Выпуская в свет новое издание своего сборника ‘За двадцать лeт’, на этот раз решаюсь предпослать ему несколько замечаний.
Один критик, — не только не благосклонный, но, как видно, весьма и весьма невнимательный — приписал мне поистине удивительный литературный критерий. Он утверждал, что я одобряю тех беллетристов, которые признают влияние общественной среды на развитие личности, и порицаю тех, которые этого влияния не признают. Нельзя понять меня хуже
Я держусь того взгляда, что общественное сознание определяется общественным бытием. Для человека, держащегося такого взгляда, ясно, что всякая данная ‘идеология’ — стало быть, также и искусство и так называемая изящная литература, — выражает собой стремления и настроения данного общества или — если мы имеем дело с обществом, разделенным на классы — данного общественного класса. Для человека, держащегося этого взгляда, ясно и то, что литературный критик, берущийся за оценку данною художественного произведения, должен прежде всего выяснить себе, какая именно сторона общественного (или классового) сознания выражается в этом произведении. Критики-идеалисты школы Гегеля — а между ними и наш гениальный Белинский в соответственную эпоху своего развития — говорили, что задача философской критики заключается в том, чтобы идею, выраженную художником в своем произведении, перевести с языка искусства на язык философии, с языком образов, на язык логики. В качестве сторонника материалистического мировоззрения я скажу, что первая задача критика состоит в том, чтобы перевести идею данного художественного произведения с языка искусства на язык социологии, чтобы найти то, что может быть названо социологическим эквивалентом данного литературного явления. Этот мой взгляд не раз выражался в моих литературных статьях, но, видно, он-то и ввел в заблуждение моего критика.

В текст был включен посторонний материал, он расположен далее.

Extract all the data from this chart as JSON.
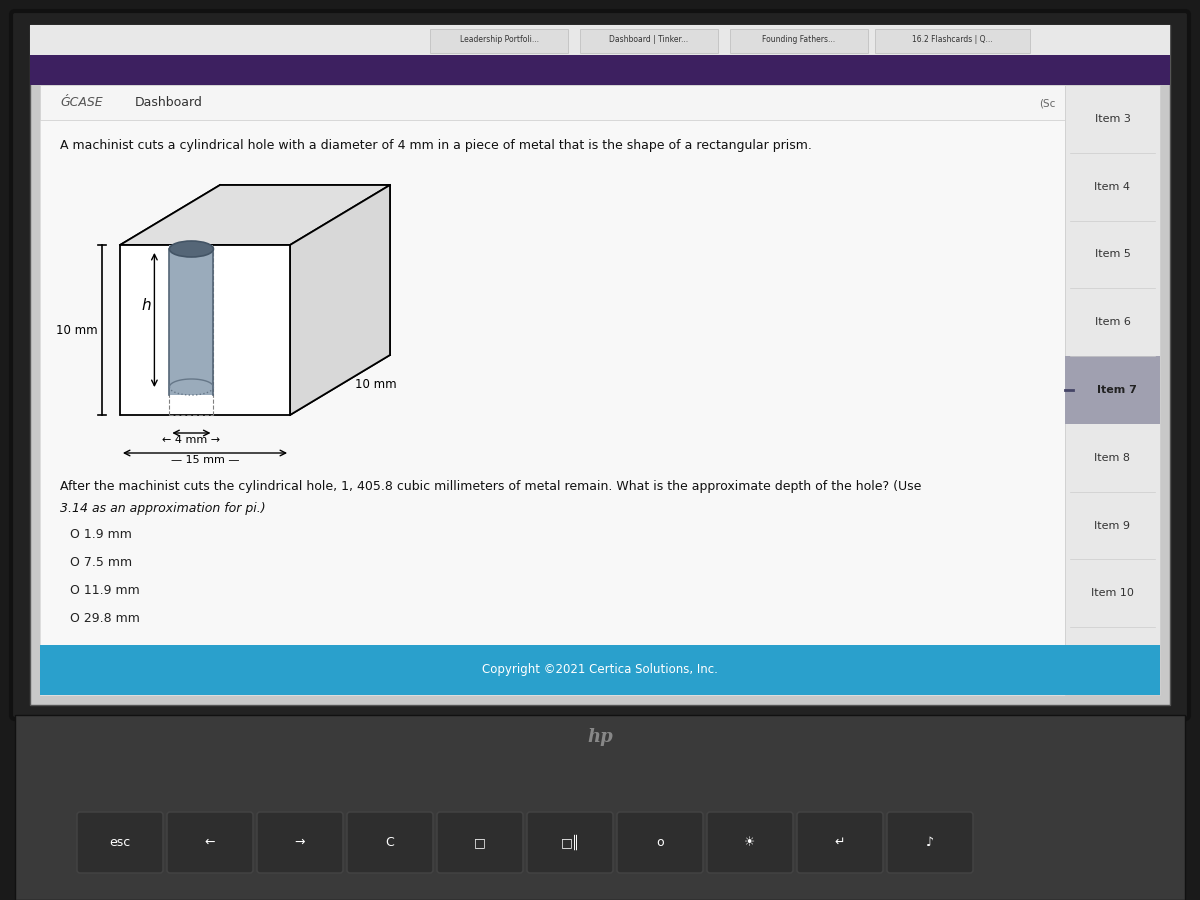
{
  "bg_outer": "#1a1a1a",
  "bg_bezel": "#222222",
  "bg_screen_gray": "#c8c8c8",
  "bg_browser_top": "#3d2060",
  "bg_content": "#f0f0f0",
  "bg_sidebar": "#e0e0e0",
  "bg_sidebar_item7": "#a0a0b0",
  "bg_footer": "#2aa0cc",
  "browser_tab_bar": "#e8e8e8",
  "title_bar_bg": "#f5f5f5",
  "title_bar_border": "#cccccc",
  "keyboard_body": "#3a3a3a",
  "key_face": "#2e2e2e",
  "key_border": "#444444",
  "hp_logo_color": "#888888",
  "question_text": "A machinist cuts a cylindrical hole with a diameter of 4 mm in a piece of metal that is the shape of a rectangular prism.",
  "after_text_line1": "After the machinist cuts the cylindrical hole, 1, 405.8 cubic millimeters of metal remain. What is the approximate depth of the hole? (Use",
  "after_text_line2": "3.14 as an approximation for pi.)",
  "choices": [
    "O 1.9 mm",
    "O 7.5 mm",
    "O 11.9 mm",
    "O 29.8 mm"
  ],
  "label_10mm_left": "10 mm",
  "label_4mm_text": "← 4 mm →",
  "label_10mm_right": "10 mm",
  "label_15mm": "←——— 15 mm ———→",
  "label_h": "h",
  "sidebar_items": [
    "Item 3",
    "Item 4",
    "Item 5",
    "Item 6",
    "Item 7",
    "Item 8",
    "Item 9",
    "Item 10"
  ],
  "copyright_text": "Copyright ©2021 Certica Solutions, Inc.",
  "case_text": "ǴCASE",
  "dashboard_text": "Dashboard",
  "sc_text": "(Sc",
  "browser_tabs": [
    "Leadership Portfoli...",
    "Dashboard | Tinker...",
    "Founding Fathers...",
    "16.2 Flashcards | Q..."
  ],
  "keyboard_keys": [
    "esc",
    "←",
    "→",
    "C",
    "□",
    "□║",
    "o",
    "☀",
    "↵",
    "♪"
  ]
}
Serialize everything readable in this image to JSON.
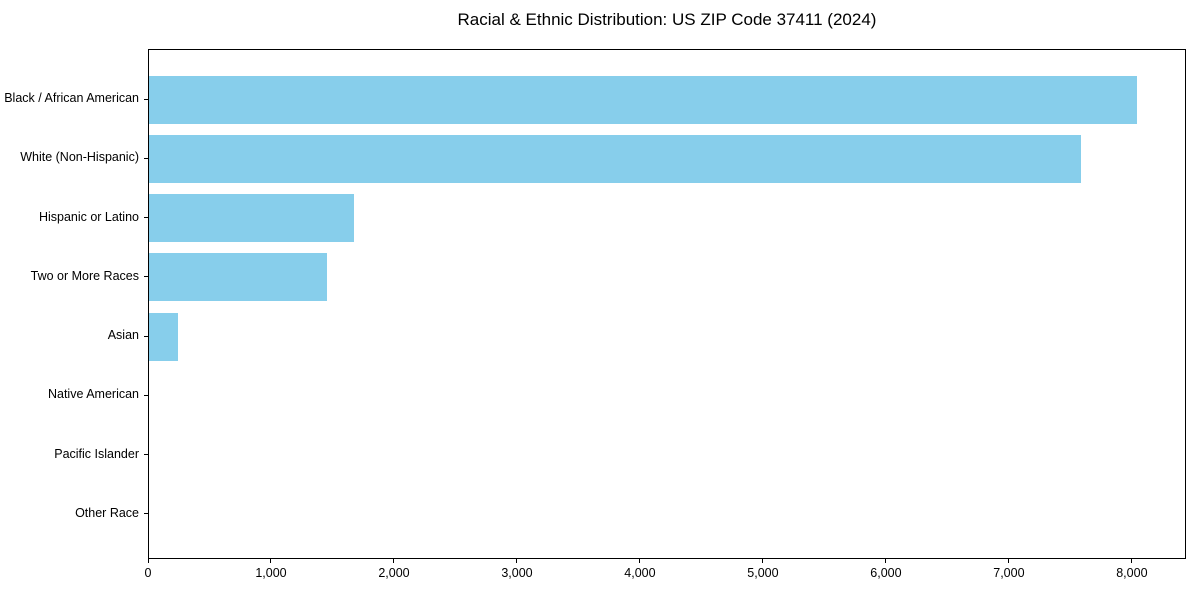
{
  "chart_data": {
    "type": "bar",
    "orientation": "horizontal",
    "title": "Racial & Ethnic Distribution: US ZIP Code 37411 (2024)",
    "categories": [
      "Black / African American",
      "White (Non-Hispanic)",
      "Hispanic or Latino",
      "Two or More Races",
      "Asian",
      "Native American",
      "Pacific Islander",
      "Other Race"
    ],
    "values": [
      8050,
      7590,
      1670,
      1450,
      240,
      0,
      0,
      0
    ],
    "xlabel": "",
    "ylabel": "",
    "xlim": [
      0,
      8440
    ],
    "x_ticks": {
      "values": [
        0,
        1000,
        2000,
        3000,
        4000,
        5000,
        6000,
        7000,
        8000
      ],
      "labels": [
        "0",
        "1,000",
        "2,000",
        "3,000",
        "4,000",
        "5,000",
        "6,000",
        "7,000",
        "8,000"
      ]
    },
    "bar_color": "#87CEEB",
    "axis_color": "#000000",
    "grid": false,
    "legend": false
  }
}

Этот остроумный человек решил, что если, по моему мнению, первая задача литературной критики состоит в определении социологического эквивалента разбираемых им литературных явлений, то я должен хвалить тех авторов, которые своими произведениями выражают приятные для меня общественные стремления, и порицать тех, которые служат выразителями — неприятных. Это уже было бы само по себе достаточно нелепо, потому что для критика, как для такового, речь идет не о том, чтобы ‘смеяться’ или ‘плакать’, а о том, чтобы пони мать. Но ‘сочинитель’, которого я имею в виду, еще больше упростил дело. У него вышло, что я раздаю похвалы или порицания, смотря по тому, подтверждает или нет данный автор своими сочинениями мой взгляд на значение общественной среды {Он забыл подкрепить свои слова хотя бы одной выпиской из моих литературных статей. Впрочем, это понятно само собою.}. Получилась нелепая карикатура, о которой не стоило бы и говорить, если бы она сама не являлась ‘человеческим документом’, весьма интересным для историка нашей — да, к сожалению, и не только нашей — литературы.
В рассказе Г. И. Успенского ‘Нeизлeчимый’ дьякон, страдающий запоем и добивающийся от доктора такою лекарства от этого недуга, которое вступило бы ‘в самую, например, в жилу’, является решительным противником материализма, доказывая, что материя и дух совсем не одно и то же ‘Изволите видеть, — рассуждает он, — даже и в ‘Русском Слове’ не сказано прямо так, что мол это все одно… Ежели бы так, то взять палку — вот тебе хребет, обмотал бечевкой — нервы, еще чего-нибудь наддал — и хоть в мировые посредники выбирай только шапку с красным одеть…’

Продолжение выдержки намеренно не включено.